Saint-Frères (80) : Une fermeture programmée05/07/20022002Journal/medias/journalnumero/images/2002/07/une1771.jpg.445x577_q85_box-0%2C104%2C1383%2C1896_crop_detail.jpg

Dans les entreprises

Saint-Frères (80) : Une fermeture programmée

Des rumeurs persistantes circulent sur un plan de licenciements de 50 à 80 ouvriers de l'usine Rosenlew- Saint-Frères de Beauval. La direction vient de mettre en congé les salariés pour une semaine. Les cadres cherchent du travail ailleurs.

En fait, la fermeture progressive de cette usine d'emballages plastiques est programmée depuis plusieurs années. L'usine accumule les plans de licenciements ; un par an depuis quatre ans. Le dernier avait réduit les effectifs de 100 personnes et s'était traduit par la fermeture de certains ateliers.

Il reste actuellement 160 travailleurs sur le site. Dans les usines Saint-Frères, ils étaient encore plus de 700 dans les années soixante. Ces suppressions d'emplois successives ont éprouvé durement une région largement tournée vers l'industrie textile.

L'industrialisation de la vallée de la Somme s'était en effet faite au travers de l'implantation des usines Saint-Frères dès 1889. Les frères Saint possédaient chacun de nombreuses fabriques dans la vallée. Capitaines d'industrie très paternalistes, ils géraient la vie de leurs travailleurs de la naissance à la mort, construisant usine, logements, boutiques, maternités et cimetières. En n'oubliant pas de se garder, pour chacun d'entre eux, un château.

Celui de Flixecourt est bâti à flan de colline et madame Saint, qui occupe seule cette immense bâtisse, surplombe toujours les étroits corons ouvriers qui s'agglutinent autour de l'ancienne usine dans la cuvette où la petite ville a été naguère construite.

Les héritiers de la famille Saint ont exploité des générations d'ouvriers dans toute la vallée, puis ils ont placé leur argent ailleurs. Actuellement, il ne reste plus de cet empire qu'une petite unité de production de bâches à Flixecourt et l'usine de Beauval qui appartient désormais à une multinationale finlandaise.

Les propriétaires ont changé, mais pas les conditions de travail. De nombreux ouvriers ont commencé à travailler à l'usine dès l'âge de 14 ou 16 ans. Ils y ont passé trente ans pour un salaire qui ne dépasse le Smic que de justesse. Les bâtiments ne sont plus rénovés depuis longtemps et dans certains ateliers l'eau goutte du plafond sur les machines à coudre électriques.

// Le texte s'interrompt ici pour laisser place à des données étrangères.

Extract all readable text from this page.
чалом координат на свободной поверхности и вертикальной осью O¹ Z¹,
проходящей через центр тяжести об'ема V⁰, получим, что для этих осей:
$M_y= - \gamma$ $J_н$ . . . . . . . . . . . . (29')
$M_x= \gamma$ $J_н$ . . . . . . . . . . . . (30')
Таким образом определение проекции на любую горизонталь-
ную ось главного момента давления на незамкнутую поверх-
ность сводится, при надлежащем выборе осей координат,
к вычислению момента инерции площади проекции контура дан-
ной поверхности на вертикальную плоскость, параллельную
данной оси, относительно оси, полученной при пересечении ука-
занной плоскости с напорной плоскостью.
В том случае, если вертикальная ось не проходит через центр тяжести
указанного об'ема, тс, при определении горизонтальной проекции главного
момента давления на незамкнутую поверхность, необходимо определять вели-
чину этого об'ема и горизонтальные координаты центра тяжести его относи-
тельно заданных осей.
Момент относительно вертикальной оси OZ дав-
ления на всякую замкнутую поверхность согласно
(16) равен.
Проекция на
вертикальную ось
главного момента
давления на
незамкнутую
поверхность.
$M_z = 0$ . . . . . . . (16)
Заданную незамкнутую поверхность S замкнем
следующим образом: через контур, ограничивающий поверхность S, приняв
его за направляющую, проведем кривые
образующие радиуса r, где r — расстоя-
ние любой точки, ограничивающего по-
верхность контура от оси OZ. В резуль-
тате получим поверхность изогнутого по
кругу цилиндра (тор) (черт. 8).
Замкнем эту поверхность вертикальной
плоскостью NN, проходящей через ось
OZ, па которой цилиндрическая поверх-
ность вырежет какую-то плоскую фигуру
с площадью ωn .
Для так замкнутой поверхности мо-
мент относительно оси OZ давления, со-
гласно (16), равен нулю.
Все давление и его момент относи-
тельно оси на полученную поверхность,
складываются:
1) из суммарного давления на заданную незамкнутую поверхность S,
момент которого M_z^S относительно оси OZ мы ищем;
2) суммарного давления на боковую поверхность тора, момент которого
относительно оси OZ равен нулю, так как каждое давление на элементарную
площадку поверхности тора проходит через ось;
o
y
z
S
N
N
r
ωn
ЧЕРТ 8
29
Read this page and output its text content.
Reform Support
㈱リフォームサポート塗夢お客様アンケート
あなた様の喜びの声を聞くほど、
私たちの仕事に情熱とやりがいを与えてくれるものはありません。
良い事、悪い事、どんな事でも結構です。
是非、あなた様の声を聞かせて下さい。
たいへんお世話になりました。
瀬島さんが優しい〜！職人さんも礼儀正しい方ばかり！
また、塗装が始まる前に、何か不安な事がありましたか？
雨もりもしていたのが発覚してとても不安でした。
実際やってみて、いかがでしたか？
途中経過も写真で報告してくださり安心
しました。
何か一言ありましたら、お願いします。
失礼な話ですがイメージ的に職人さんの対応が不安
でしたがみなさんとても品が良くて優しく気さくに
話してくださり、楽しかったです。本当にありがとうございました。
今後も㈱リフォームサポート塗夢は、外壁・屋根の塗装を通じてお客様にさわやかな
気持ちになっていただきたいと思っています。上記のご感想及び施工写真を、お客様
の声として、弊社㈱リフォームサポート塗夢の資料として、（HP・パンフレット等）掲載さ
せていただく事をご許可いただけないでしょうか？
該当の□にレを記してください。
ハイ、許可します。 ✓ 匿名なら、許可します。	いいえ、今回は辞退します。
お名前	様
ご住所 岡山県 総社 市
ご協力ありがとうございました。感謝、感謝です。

La discipline est sévère : les pauses cigarettes ou toilettes sont chronométrées et déduites du temps de travail. Le jeune directeur, fraîchement nommé, distribue les avertissements pour un rien. C'est sans doute sa traduction française des déclarations du grand PDG finlandais qui affirmait sans rire : " Notre but est une culture d'entreprise dans laquelle la compagnie et ses employés poursuivent un même objectif. Nous croyons qu'une culture de ce type encouragera chacun à aimer son travail et à y prendre plaisir. "

La culture de cette multinationale, c'est le profit. Les bénéfices ont connu depuis 2000 de nouveaux records, enregistrant même les meilleurs scores depuis cinquante ans. Le groupe a dernièrement racheté toute une série d'entreprises aux quatre coins du monde. Aussi les arguments pour justifier les licenciements sonnent-ils faux. La mauvaise conjoncture, l'arrêt d'une partie des commandes de sacs pour AZF n'ont pas empêché l'usine de Beauval de réaliser des bénéfices.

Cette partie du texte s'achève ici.